Practical Sheet #3

After and beyond sessions

Age range: 5-11 years

This sheet will give tips on how to close a session, what to do after a session and maybe sometimes build on the experience beyond the session. The idea is to capitalize and reinforce the positive influence or benefits of a storytelling session. During about an hour the teacher and the children have listened to and have told stories. How do you close this special time? For example, you can use a ritual phrase.


A storytelling session is more than just a moment to tell a story. It is important to address all the feelings or the things learnt during a storytelling session. It is also important to not end the storytelling session too abruptly. A ritual phrase at the end of the session, such as “they lived happily ever after. The End.”, will close the proper “story telling time” and the moment after that can be used as a sort of transitory moment between the freedom of the storytelling moment and the return to formal class. The idea is to capitalize on the positivity from the session in order to encourage student to communicate and use their oral skills beyond the story telling session as well.


To continue to stimulate attention and engagement, children will be encouraged to use different senses such as touch, vision, movement, hearing, the best option is to combine them and that will enrich the child’s inner world.
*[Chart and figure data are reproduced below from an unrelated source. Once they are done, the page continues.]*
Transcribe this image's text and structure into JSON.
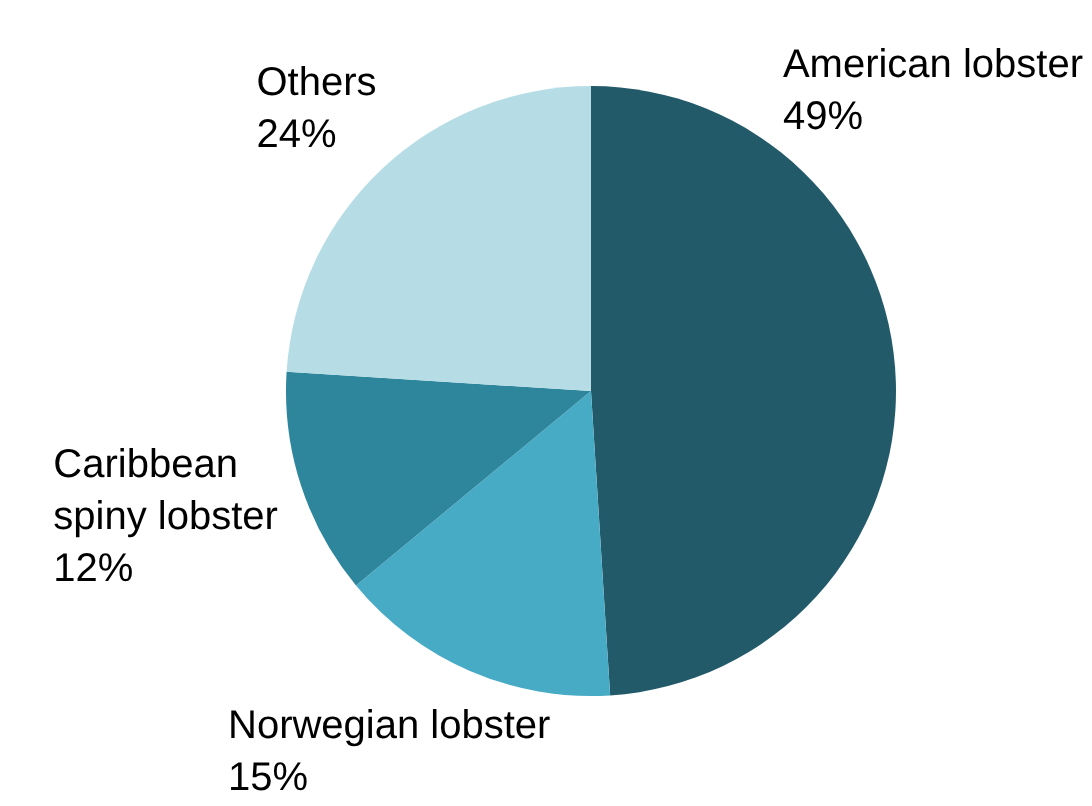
{
  "chart_data": {
    "type": "pie",
    "categories": [
      "American lobster",
      "Norwegian lobster",
      "Caribbean spiny lobster",
      "Others"
    ],
    "values": [
      49,
      15,
      12,
      24
    ],
    "value_labels": [
      "49%",
      "15%",
      "12%",
      "24%"
    ],
    "colors": [
      "#225a6a",
      "#48abc6",
      "#2e869d",
      "#b6dde5"
    ]
  }
}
These activities should be considered not only as educational, but also as fun and creative in order to become more attractive.
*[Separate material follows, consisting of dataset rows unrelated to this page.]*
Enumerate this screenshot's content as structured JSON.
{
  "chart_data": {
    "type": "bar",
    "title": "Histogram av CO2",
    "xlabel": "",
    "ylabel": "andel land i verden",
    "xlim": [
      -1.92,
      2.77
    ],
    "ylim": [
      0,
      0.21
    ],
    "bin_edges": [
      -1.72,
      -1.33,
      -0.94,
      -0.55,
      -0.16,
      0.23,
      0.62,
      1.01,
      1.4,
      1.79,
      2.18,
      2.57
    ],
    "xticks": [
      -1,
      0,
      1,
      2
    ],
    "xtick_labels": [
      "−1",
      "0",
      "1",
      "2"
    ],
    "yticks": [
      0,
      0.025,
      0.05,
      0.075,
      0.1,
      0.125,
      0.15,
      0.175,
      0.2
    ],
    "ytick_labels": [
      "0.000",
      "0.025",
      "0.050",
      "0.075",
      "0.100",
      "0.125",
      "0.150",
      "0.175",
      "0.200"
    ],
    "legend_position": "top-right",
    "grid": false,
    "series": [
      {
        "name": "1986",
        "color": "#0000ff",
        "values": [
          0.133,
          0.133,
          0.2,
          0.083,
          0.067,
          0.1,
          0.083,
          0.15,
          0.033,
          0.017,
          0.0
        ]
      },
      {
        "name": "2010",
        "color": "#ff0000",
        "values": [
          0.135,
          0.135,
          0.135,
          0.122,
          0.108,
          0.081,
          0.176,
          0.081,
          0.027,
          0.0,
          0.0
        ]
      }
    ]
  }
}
Paintings, objects related to the content of the story: small figures (made of chocolate), plush toys, characters made (out of cardboard, wooden stick); suitable background music.


Educational sheet for each student, pencils, felt-tip pens, pastels, colored sheets, glue. 
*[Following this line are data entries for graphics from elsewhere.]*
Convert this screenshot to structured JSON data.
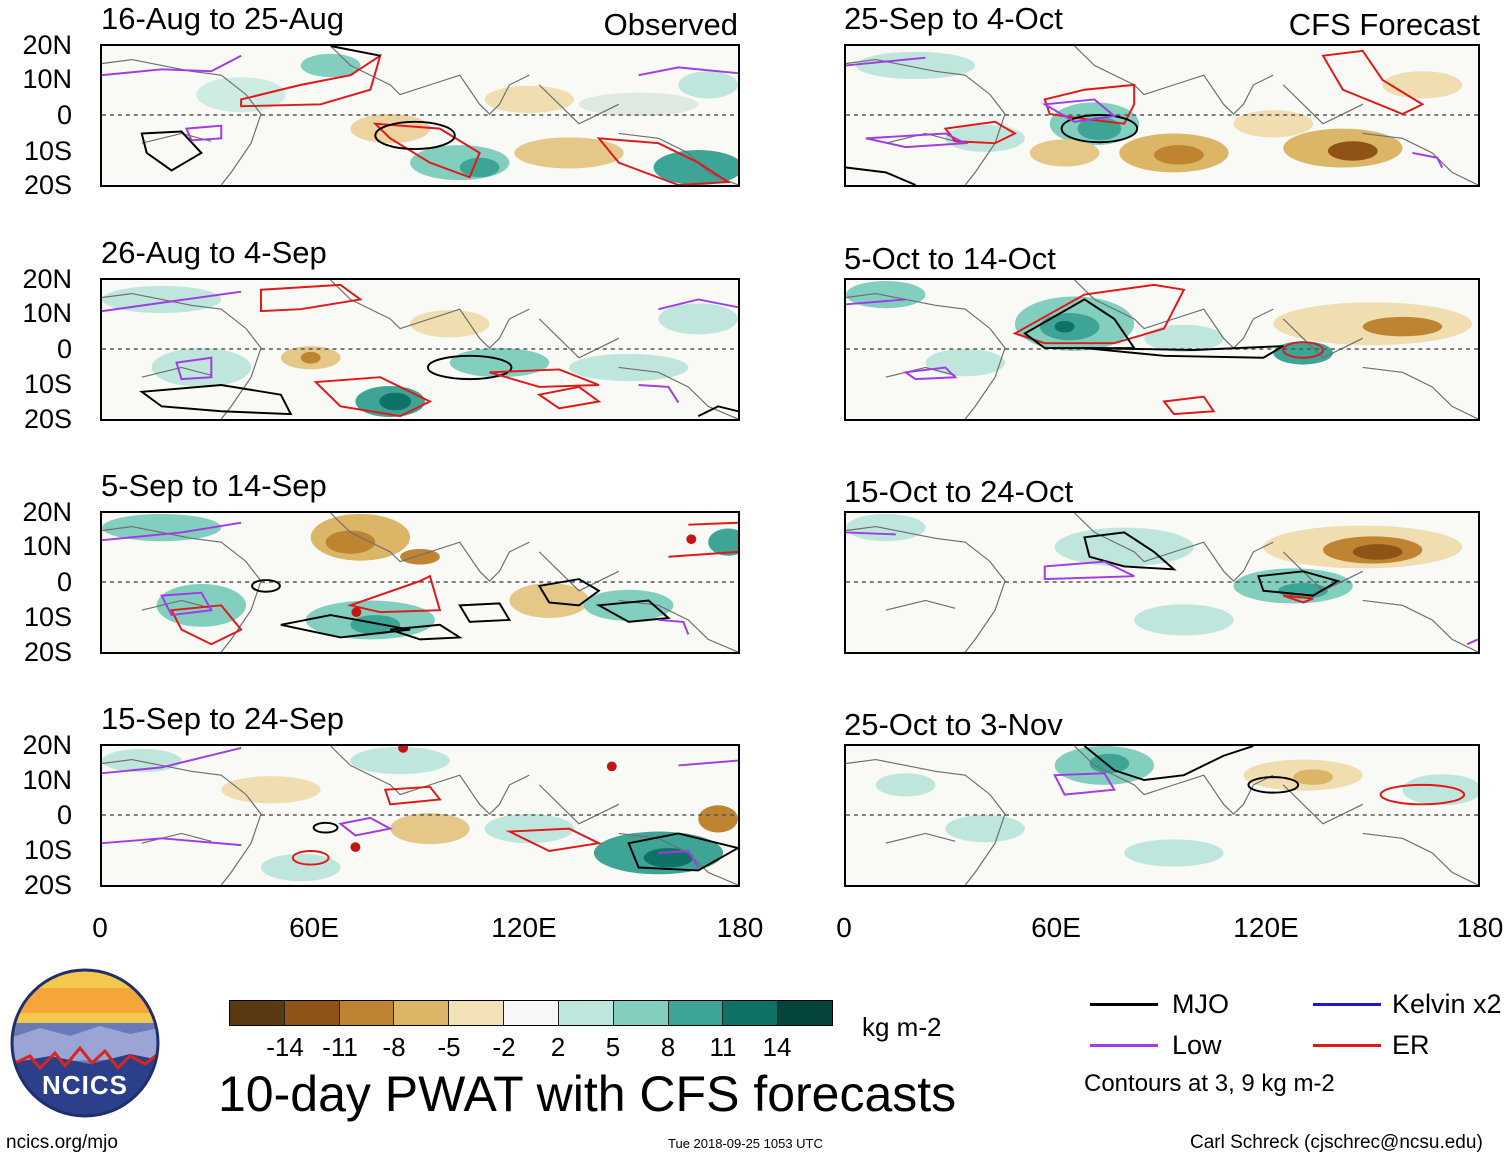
{
  "panels": [
    {
      "date": "16-Aug to 25-Aug",
      "tag": "Observed"
    },
    {
      "date": "26-Aug to 4-Sep",
      "tag": ""
    },
    {
      "date": "5-Sep to 14-Sep",
      "tag": ""
    },
    {
      "date": "15-Sep to 24-Sep",
      "tag": ""
    },
    {
      "date": "25-Sep to 4-Oct",
      "tag": "CFS Forecast"
    },
    {
      "date": "5-Oct to 14-Oct",
      "tag": ""
    },
    {
      "date": "15-Oct to 24-Oct",
      "tag": ""
    },
    {
      "date": "25-Oct to 3-Nov",
      "tag": ""
    }
  ],
  "axes": {
    "lat_labels": [
      "20N",
      "10N",
      "0",
      "10S",
      "20S"
    ],
    "lon_labels": [
      "0",
      "60E",
      "120E",
      "180"
    ]
  },
  "colorbar": {
    "colors": [
      "#5a3a10",
      "#8f5415",
      "#be8432",
      "#dcb667",
      "#f3e2b8",
      "#f7f7f7",
      "#bfe6dc",
      "#82cfbf",
      "#3ea596",
      "#0e7266",
      "#05433d"
    ],
    "labels": [
      "-14",
      "-11",
      "-8",
      "-5",
      "-2",
      "2",
      "5",
      "8",
      "11",
      "14"
    ],
    "units": "kg m-2"
  },
  "title": "10-day PWAT with CFS forecasts",
  "legend": {
    "items": [
      {
        "label": "MJO",
        "color": "#000000"
      },
      {
        "label": "Kelvin x2",
        "color": "#1a1ad6"
      },
      {
        "label": "Low",
        "color": "#a23be6"
      },
      {
        "label": "ER",
        "color": "#e01818"
      }
    ],
    "contours_note": "Contours at 3, 9 kg m-2"
  },
  "logo": {
    "text": "NCICS"
  },
  "footer": {
    "url": "ncics.org/mjo",
    "timestamp": "Tue 2018-09-25 1053 UTC",
    "credit": "Carl Schreck (cjschrec@ncsu.edu)"
  }
}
The kids will be incited to cut, color, and make applications of a literary character from a specific story told in class. Also, they will draw a décor of the story being told to render the story graphic and more tangible.


They are offered another activity. It is good to offer activities to involve these students so that they do not feel isolated and so that they feel empathetic to the story.

  • allow to be an observer of the activity of the others;
  • propose them to retell the story;
  • incite them to help another participant;
  • propose them to model the character or an object of the story.
  • discussion of the content through specific questions:
    • Who are the characters?
    • What are their actions?
    • Which of the characters do you sympathize with the most? What do you think this story is telling us?
  • activities for developing storytelling skills:
    • narration (by illustration, with a character) of a certain moment
    • an interview with a character from the story
  • other activities:
    • illustration;
    • modelling.

At the end of the session, depending on its content, use common expressions and phrases such as “Today you were captivating storytellers”, “You were wonderful and very artistic!” is both a way to completely close the storytelling related session, and to motivate the pupils for other activities of this type.